My niece has several of the symptoms of Marfans, tall, slender, pectus carinatum, etc. She had surgery for the pectus there in Cleveland in December. She continues to have a lot of issues with her chest. She's never been worked up for marfan's by a geneticist. If she does have Marfan's, could this effect her healing time?
Speaker_-_Dr__Lars_Svensson: Scarring is often worse with Marfan. Needs to have echo.
Is it hard for people with Marfan to heal?
Speaker_-_Dr__Lars_Svensson: No, just scars are often broader.
How often should one have a CT or MRI scan after having the aorta and aortic valve replaced?
Speaker_-_Dr__Lars_Svensson: Depends on what was done and if aortic dissection was present. Usually MRI every 2 years or so.
It has been written that Michael Phelps has Marfan, or symptoms of it. How can he train as he does, when most people are told to restrict activity?
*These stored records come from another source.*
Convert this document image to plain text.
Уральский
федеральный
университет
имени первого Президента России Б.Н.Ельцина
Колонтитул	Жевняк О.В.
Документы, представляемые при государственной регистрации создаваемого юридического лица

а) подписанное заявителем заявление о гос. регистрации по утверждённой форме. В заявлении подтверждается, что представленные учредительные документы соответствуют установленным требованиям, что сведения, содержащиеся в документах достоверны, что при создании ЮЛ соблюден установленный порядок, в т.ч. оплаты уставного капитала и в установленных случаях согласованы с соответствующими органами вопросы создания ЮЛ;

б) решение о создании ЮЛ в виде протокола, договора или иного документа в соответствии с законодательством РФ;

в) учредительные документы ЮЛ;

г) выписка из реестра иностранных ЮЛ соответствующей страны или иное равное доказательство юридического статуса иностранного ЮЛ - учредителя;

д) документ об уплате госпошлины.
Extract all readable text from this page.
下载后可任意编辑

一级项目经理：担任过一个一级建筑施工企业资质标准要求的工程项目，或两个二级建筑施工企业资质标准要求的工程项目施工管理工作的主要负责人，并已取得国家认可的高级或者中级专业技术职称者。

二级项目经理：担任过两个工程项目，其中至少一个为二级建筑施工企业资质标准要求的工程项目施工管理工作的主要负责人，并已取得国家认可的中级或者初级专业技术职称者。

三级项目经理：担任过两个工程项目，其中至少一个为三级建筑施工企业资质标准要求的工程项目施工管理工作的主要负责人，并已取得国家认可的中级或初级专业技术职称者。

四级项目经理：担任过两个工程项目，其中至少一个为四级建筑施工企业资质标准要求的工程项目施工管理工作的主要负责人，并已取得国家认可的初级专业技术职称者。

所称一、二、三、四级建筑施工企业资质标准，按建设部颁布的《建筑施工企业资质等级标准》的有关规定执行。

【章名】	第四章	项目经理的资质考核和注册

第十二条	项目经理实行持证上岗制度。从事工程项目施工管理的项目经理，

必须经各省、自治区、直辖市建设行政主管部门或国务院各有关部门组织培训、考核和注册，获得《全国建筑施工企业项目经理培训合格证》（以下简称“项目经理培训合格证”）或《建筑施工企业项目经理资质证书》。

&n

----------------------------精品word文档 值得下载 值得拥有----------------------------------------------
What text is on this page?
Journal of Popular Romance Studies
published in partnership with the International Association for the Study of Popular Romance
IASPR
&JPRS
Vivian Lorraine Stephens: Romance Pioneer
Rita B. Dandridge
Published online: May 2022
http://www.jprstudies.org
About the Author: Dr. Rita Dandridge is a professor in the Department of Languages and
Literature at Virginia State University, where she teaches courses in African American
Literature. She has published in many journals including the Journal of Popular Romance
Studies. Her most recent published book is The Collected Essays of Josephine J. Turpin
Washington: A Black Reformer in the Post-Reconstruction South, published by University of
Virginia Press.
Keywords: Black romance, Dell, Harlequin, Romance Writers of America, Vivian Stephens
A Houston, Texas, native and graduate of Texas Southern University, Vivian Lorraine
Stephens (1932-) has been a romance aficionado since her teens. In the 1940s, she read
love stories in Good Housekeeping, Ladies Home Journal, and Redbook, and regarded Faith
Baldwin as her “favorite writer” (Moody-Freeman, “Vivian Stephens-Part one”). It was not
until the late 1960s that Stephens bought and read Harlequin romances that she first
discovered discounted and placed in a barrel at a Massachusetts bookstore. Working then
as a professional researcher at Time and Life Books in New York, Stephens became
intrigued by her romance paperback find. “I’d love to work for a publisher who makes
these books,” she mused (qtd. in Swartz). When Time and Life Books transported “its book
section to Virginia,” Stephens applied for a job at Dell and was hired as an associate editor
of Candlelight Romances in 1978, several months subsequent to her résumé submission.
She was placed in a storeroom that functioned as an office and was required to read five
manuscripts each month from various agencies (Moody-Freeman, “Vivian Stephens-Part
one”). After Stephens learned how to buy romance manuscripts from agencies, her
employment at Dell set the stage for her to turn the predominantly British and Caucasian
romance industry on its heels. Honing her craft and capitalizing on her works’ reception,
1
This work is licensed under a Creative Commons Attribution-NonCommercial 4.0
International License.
Speaker_-_Dr__Lars_Svensson: That has been reported but I am sure his aortic root size is being monitored.
Can Marfan have any connection with the brain?
Speaker_-_Dr__Lars_Svensson: Yes. There is some evidence of maybe a higher risk of intracranial aneurysms.
This information is provided by Cleveland Clinic as a convenience service only and is not intended to replace the medical advice of your doctor or health care provider. Please consult your health care provider for advice about a specific medical condition. Please remember that this information, in the absence of a visit with a health care professional, must be considered as an educational service only and is not designed to replace a physician's independent judgment about the appropriateness or risks of a procedure for a given patient. The views and opinions expressed by an individual in this forum are not necessarily the views of Cleveland Clinic institution or other Cleveland Clinic physicians.